I will be writing the compiler in C#.
I have been trying to decide whether or not to generate IL or another high-level language. From articles and tutorials I have seen/read it seems C and MSIL (by way of reflection.emit) are the most popular.
I am wondering which approach will make my programming language faster? (assuming they were implemented optimally). Ideally I'd like the language to be able to run on both MS and Linux/OSX - I also understand that there may be better alternatives out there I am not considering
Your decision generaly depends on the design and paradigms of your language. If your language will be small and will not include complex object-oriented features, than only non "object-oriented" features of IL will be used, and the difference is about:
- The availability of.NET virtual machine and BCL vs C standard library for purpose of language implementation. This includes the memory management capabilities and implementation of primitive types, such ints and strings.

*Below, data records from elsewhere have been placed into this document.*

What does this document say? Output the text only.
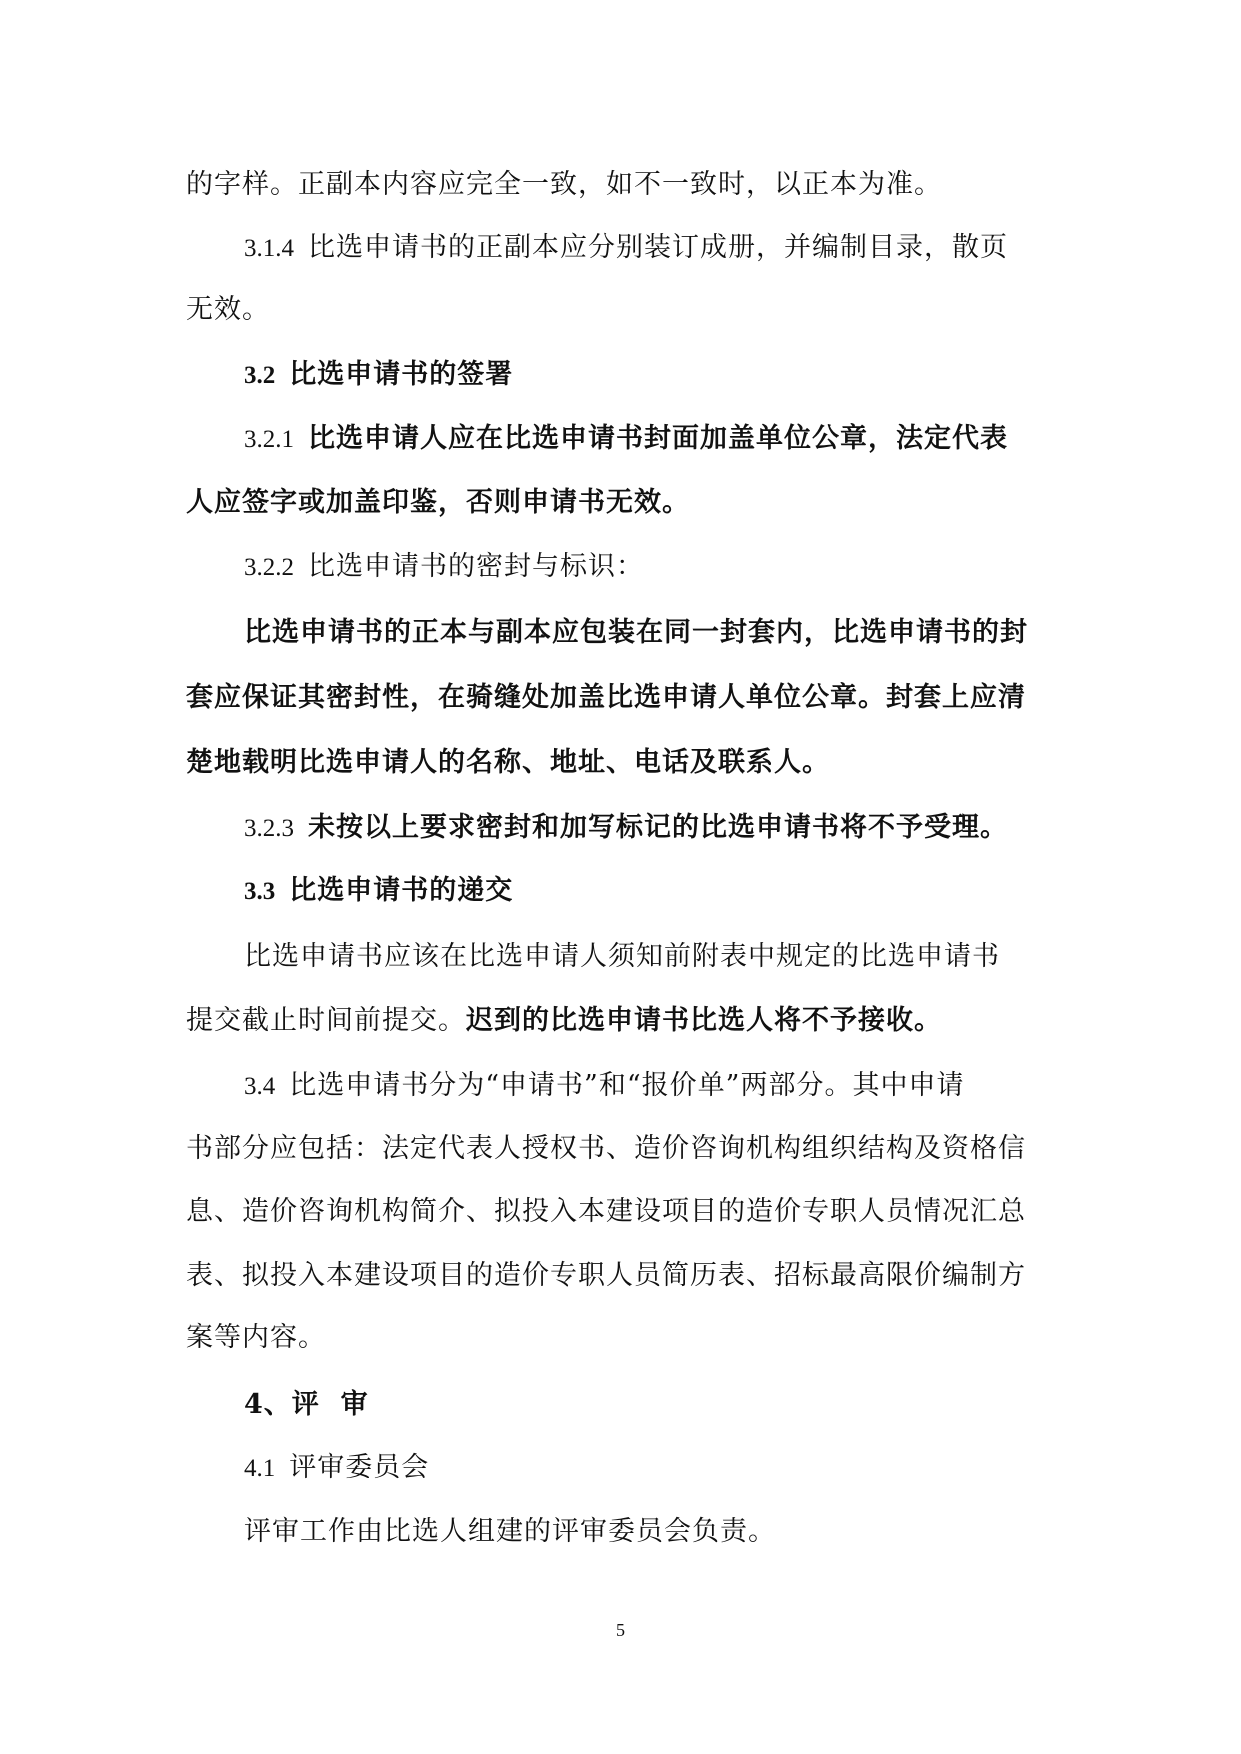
的字样。正副本内容应完全一致，如不一致时，以正本为准。
3.1.4 比选申请书的正副本应分别装订成册，并编制目录，散页
无效。
3.2 比选申请书的签署
3.2.1 比选申请人应在比选申请书封面加盖单位公章，法定代表
人应签字或加盖印鉴，否则申请书无效。
3.2.2 比选申请书的密封与标识：
比选申请书的正本与副本应包装在同一封套内，比选申请书的封
套应保证其密封性，在骑缝处加盖比选申请人单位公章。封套上应清
楚地载明比选申请人的名称、地址、电话及联系人。
3.2.3 未按以上要求密封和加写标记的比选申请书将不予受理。
3.3 比选申请书的递交
比选申请书应该在比选申请人须知前附表中规定的比选申请书
提交截止时间前提交。迟到的比选申请书比选人将不予接收。
3.4 比选申请书分为“申请书”和“报价单”两部分。其中申请
书部分应包括：法定代表人授权书、造价咨询机构组织结构及资格信
息、造价咨询机构简介、拟投入本建设项目的造价专职人员情况汇总
表、拟投入本建设项目的造价专职人员简历表、招标最高限价编制方
案等内容。
4、评  审
4.1 评审委员会
评审工作由比选人组建的评审委员会负责。
5
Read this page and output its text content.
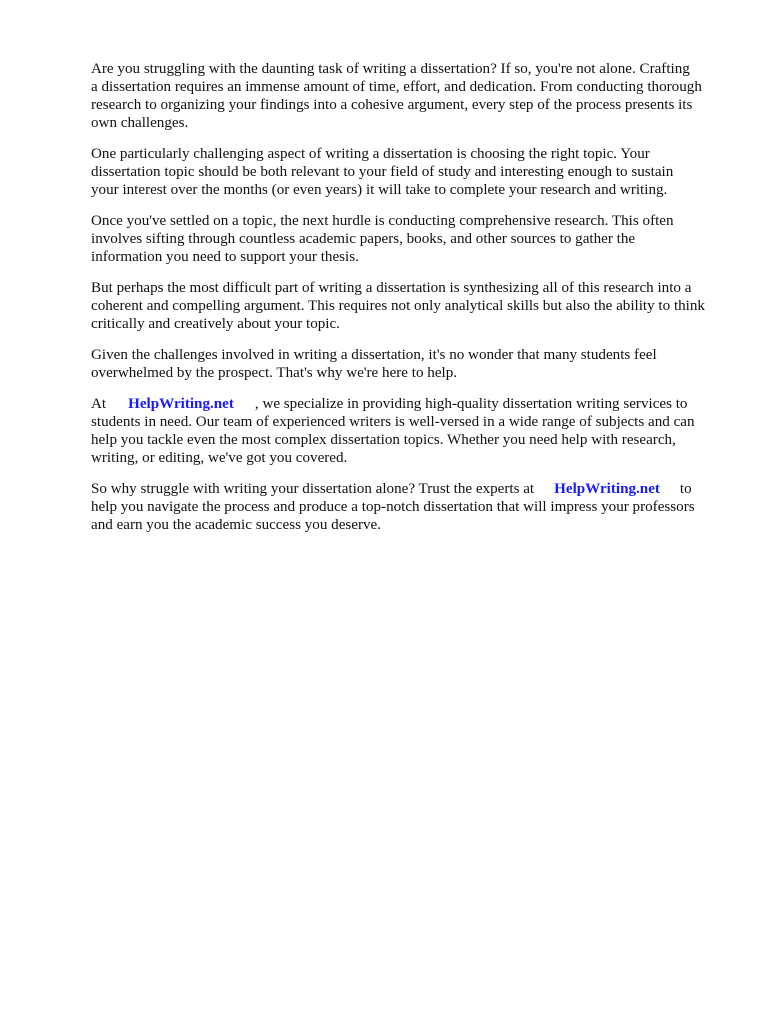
Are you struggling with the daunting task of writing a dissertation? If so, you're not alone. Crafting
a dissertation requires an immense amount of time, effort, and dedication. From conducting thorough
research to organizing your findings into a cohesive argument, every step of the process presents its
own challenges.
One particularly challenging aspect of writing a dissertation is choosing the right topic. Your
dissertation topic should be both relevant to your field of study and interesting enough to sustain
your interest over the months (or even years) it will take to complete your research and writing.
Once you've settled on a topic, the next hurdle is conducting comprehensive research. This often
involves sifting through countless academic papers, books, and other sources to gather the
information you need to support your thesis.
But perhaps the most difficult part of writing a dissertation is synthesizing all of this research into a
coherent and compelling argument. This requires not only analytical skills but also the ability to think
critically and creatively about your topic.
Given the challenges involved in writing a dissertation, it's no wonder that many students feel
overwhelmed by the prospect. That's why we're here to help.
At HelpWriting.net , we specialize in providing high-quality dissertation writing services to
students in need. Our team of experienced writers is well-versed in a wide range of subjects and can
help you tackle even the most complex dissertation topics. Whether you need help with research,
writing, or editing, we've got you covered.
So why struggle with writing your dissertation alone? Trust the experts at HelpWriting.net to
help you navigate the process and produce a top-notch dissertation that will impress your professors
and earn you the academic success you deserve.
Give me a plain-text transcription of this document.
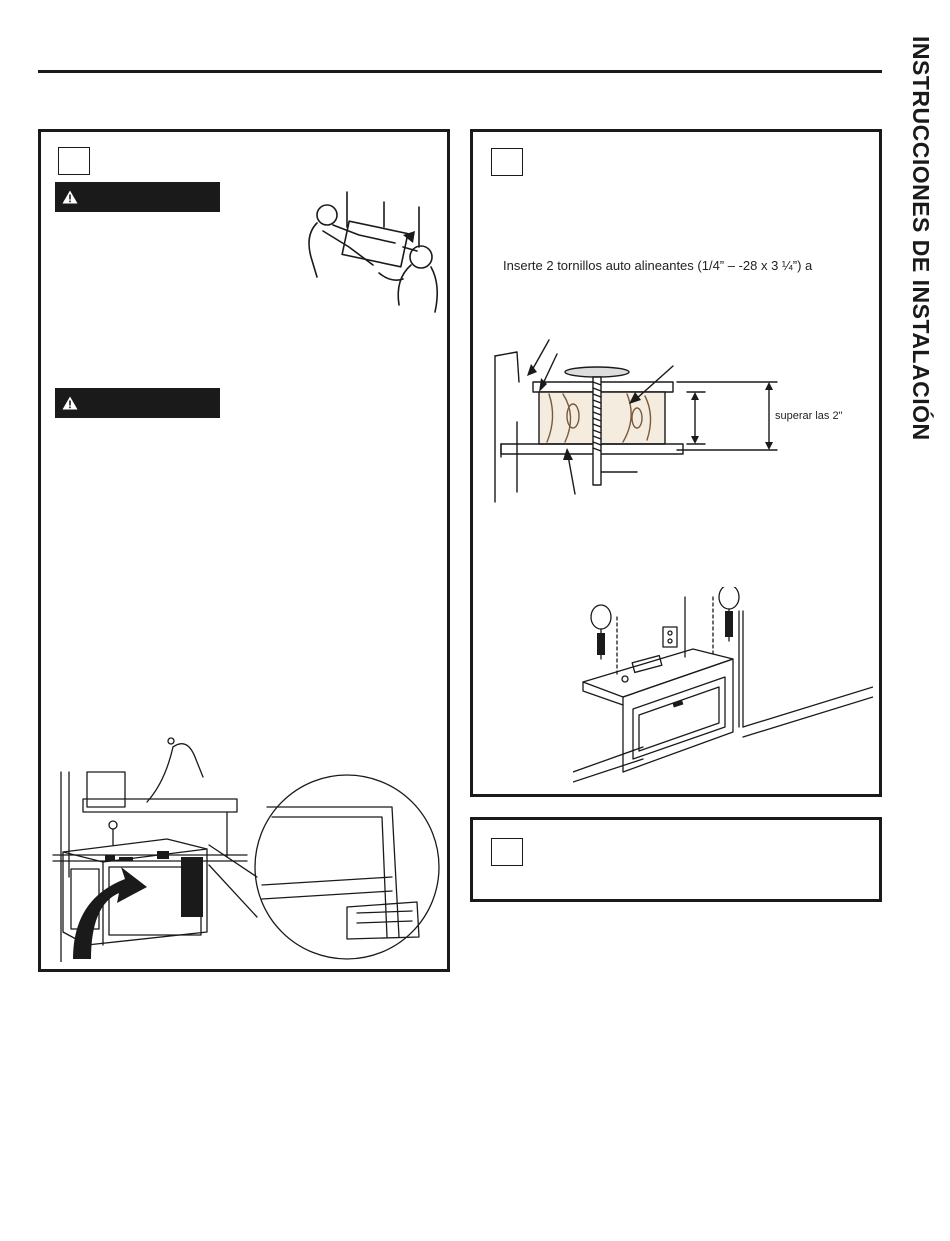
INSTRUCCIONES DE INSTALACIÓN
Inserte 2 tornillos auto alineantes (1/4” – -28 x 3 ¼”) a
superar las 2"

- The code generation: stack-based IL vs high-level C syntax. Of course, it can be easier to generate high-level constructs of another language (you should not embrace all the grammar of C, you can just use what you need), but for learning puproses it is more useful to learn how to generate low-level instructions like IL opcodes. And don't forget: it will be cool, if you split your tool into frontend and backend, as it is done in every solid compiler. Than you can just use different backends for code generation.
PROS for IL:
- more solid learning process and the complete result: your compiler will not require any other tools and will be self-sufficing;
- the presense of BCL and resource-management layers in CLR;
- ability to bootstrap your compiler by interaction with C# code.
- the unique experience with .net platform - the useful thing if you plan to raise your C# and .net skills.
PROS for C:
- the ability to utilize existing backends to generate platform code
and to perform optimizations; you can compile your C output for every
platform C compiler can;
- absense of the dependency from CLR: you will not need .net fw or Mono to run the produced output. Today Mono is mature thing and is running both on Mac and Linux, but it is always the choice: IL or platform code.
A lot of modern languages compile to another high-level languages (oh god, there is tons of something-to-js tools today!), and some of the languages is even DESIGNED to be compiled to another high-level language (CoffeeScript to JavaScript), but don't forget that you have another options too, for example, LLVM intermediate representation.